Now, like most of us who have reached a certain age in life, we are not over enamoured when faced with things we know absolutely nothing about, Camping or Clamping for example. Okay, we do not know everything but, at our age, we are expected to know quite a bit of it, what ever it is. Not only that but it is particularly galling when you start to think that this Glamping lark, whatever it stands for, is something which presumably lots of people know about and somehow, it has passed you, and your friends by. Just how annoying is that?
Give me that telephone woman, I ordered Susie. ’Oi you’. She responded, ‘I’ll have none of that woman business from you.’ But she handed me the phone anyway. It’s like that at our age you know. Hi Tom, it’s Granddad, (as if he didn’t know, our names show up on his telephone), what’s all this Glamping nonsense on your wedding invitation. (For the sake of the innocent I have omitted the expletives, but Tom’s a big boy now).
‘Granddad, don’t worry’. He told me. ‘It will be fine, you will love it! It’s all sorted. All you have to do is turn up.’

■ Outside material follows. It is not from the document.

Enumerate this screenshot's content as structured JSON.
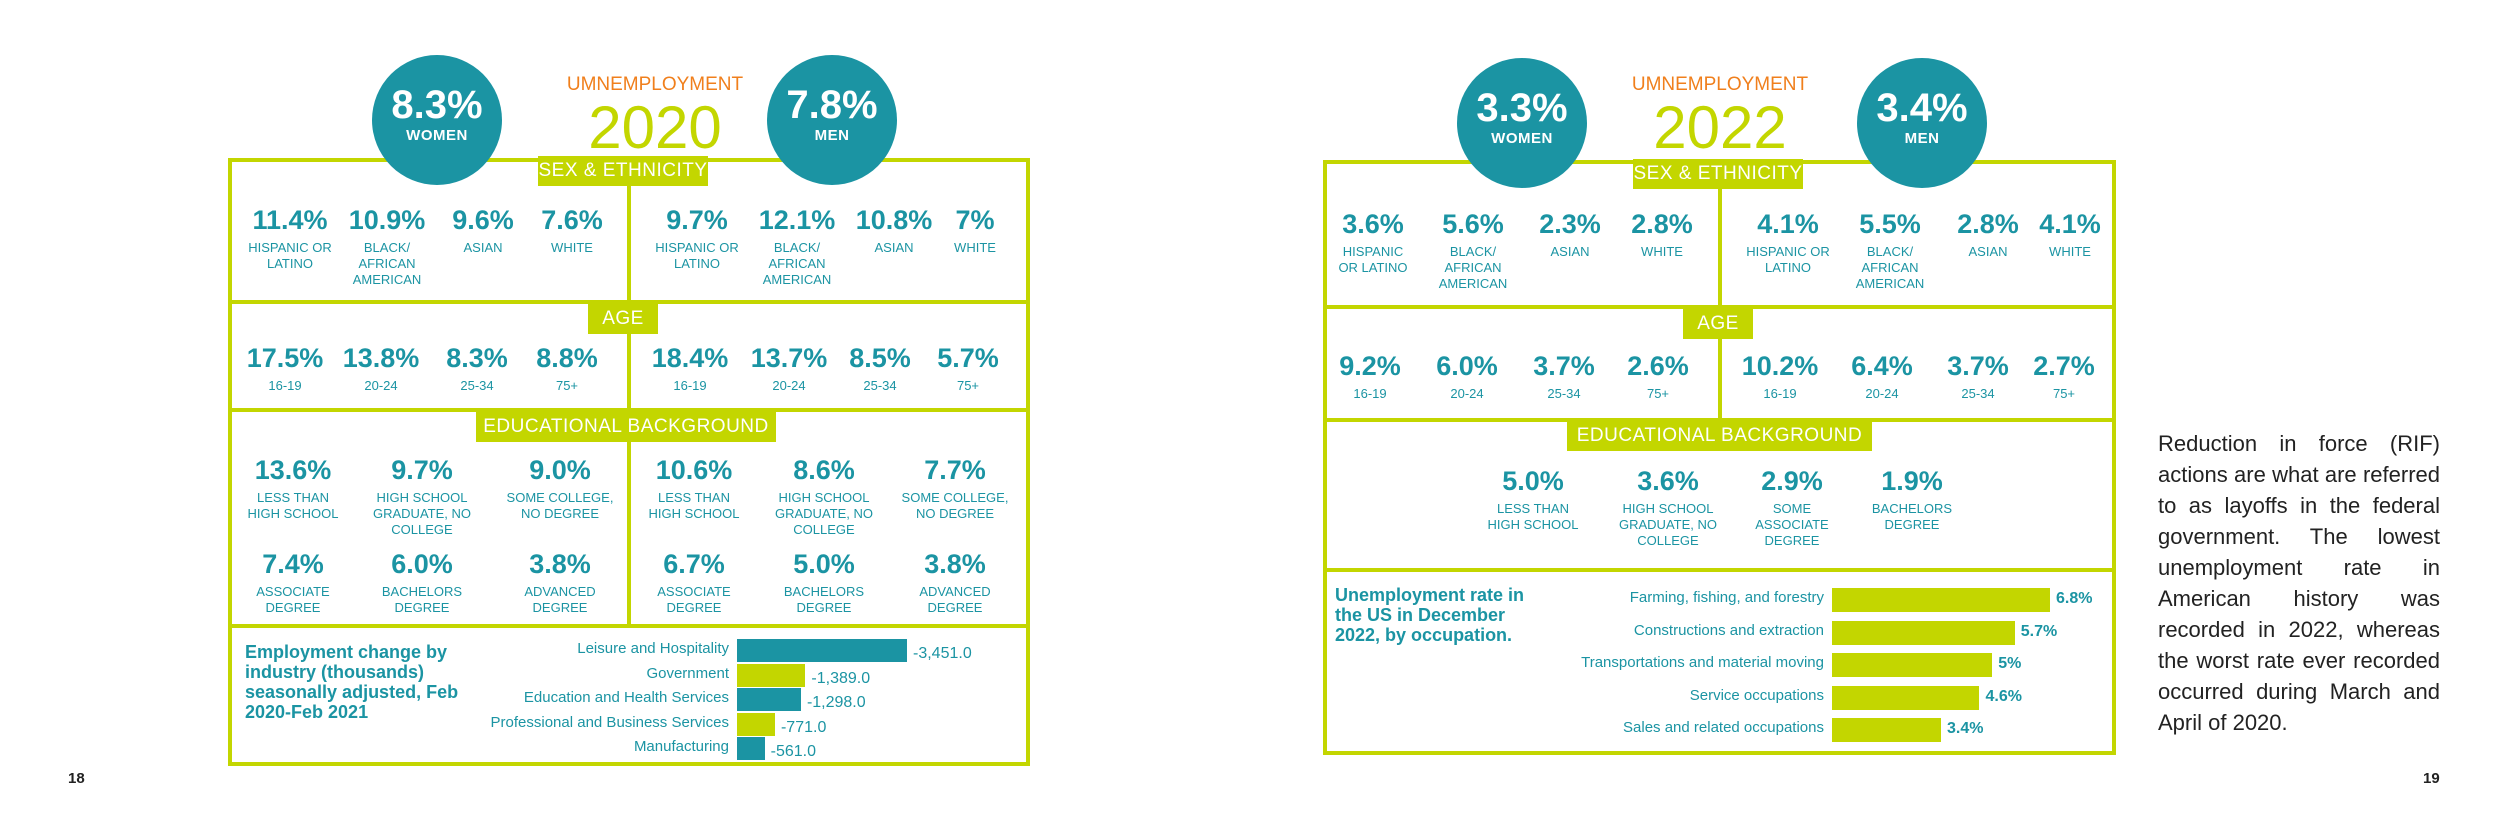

‘Love what!’ I said. The red glow rising up my face and my neck going hot and rigid.
‘Granddad.’ he said quietly. ‘You don’t know what Glamping is, do you?’ ‘Of course I do.’ I blustered. ‘I get about you know. I’ve been around the world four times before you were born. You think that because we are old we don’t know anything do you. Just tell me what the arrangements are!’
‘Come on. Granddad. Admit it. You do not know what Glamping is. Do you want me to explain it to you?’
‘Well go on then.’ I told him. ‘But I still don’t think I will like it, you tell me what it is!’
‘It is Camping Granddad, but luxury Camping.’
‘Tom, you know I have always hated Camping! I was nearly shouting.’ Susie was telling me to calm down before I had a heart attack. ‘
It’s not camping as you know it, Granddad. It is not in tents it is in what they call Yurts. They are fully lined and insulated, so you will always be warm, they have got proper bathrooms and flushing toilets and lovely soft beds. You can even have your own kitchen. This is luxury camping Granddad like you have never known before. Fantastic food and wine. It is just up you’re street-specially the wine bit.’
‘Eh.’ I said. ‘Not so much of it you! How do you get all that in a tent?’ I asked.
‘Granddad, it is not a tent it is a Mongolian Yurt.’
‘Blooming Mongolian Yurt! I am not sure about all that foreign rubbish. It still sounds like Camping to me! I will tell your Grandma. I suppose we will come then. It’s just like a normal wedding then. No tents eh!’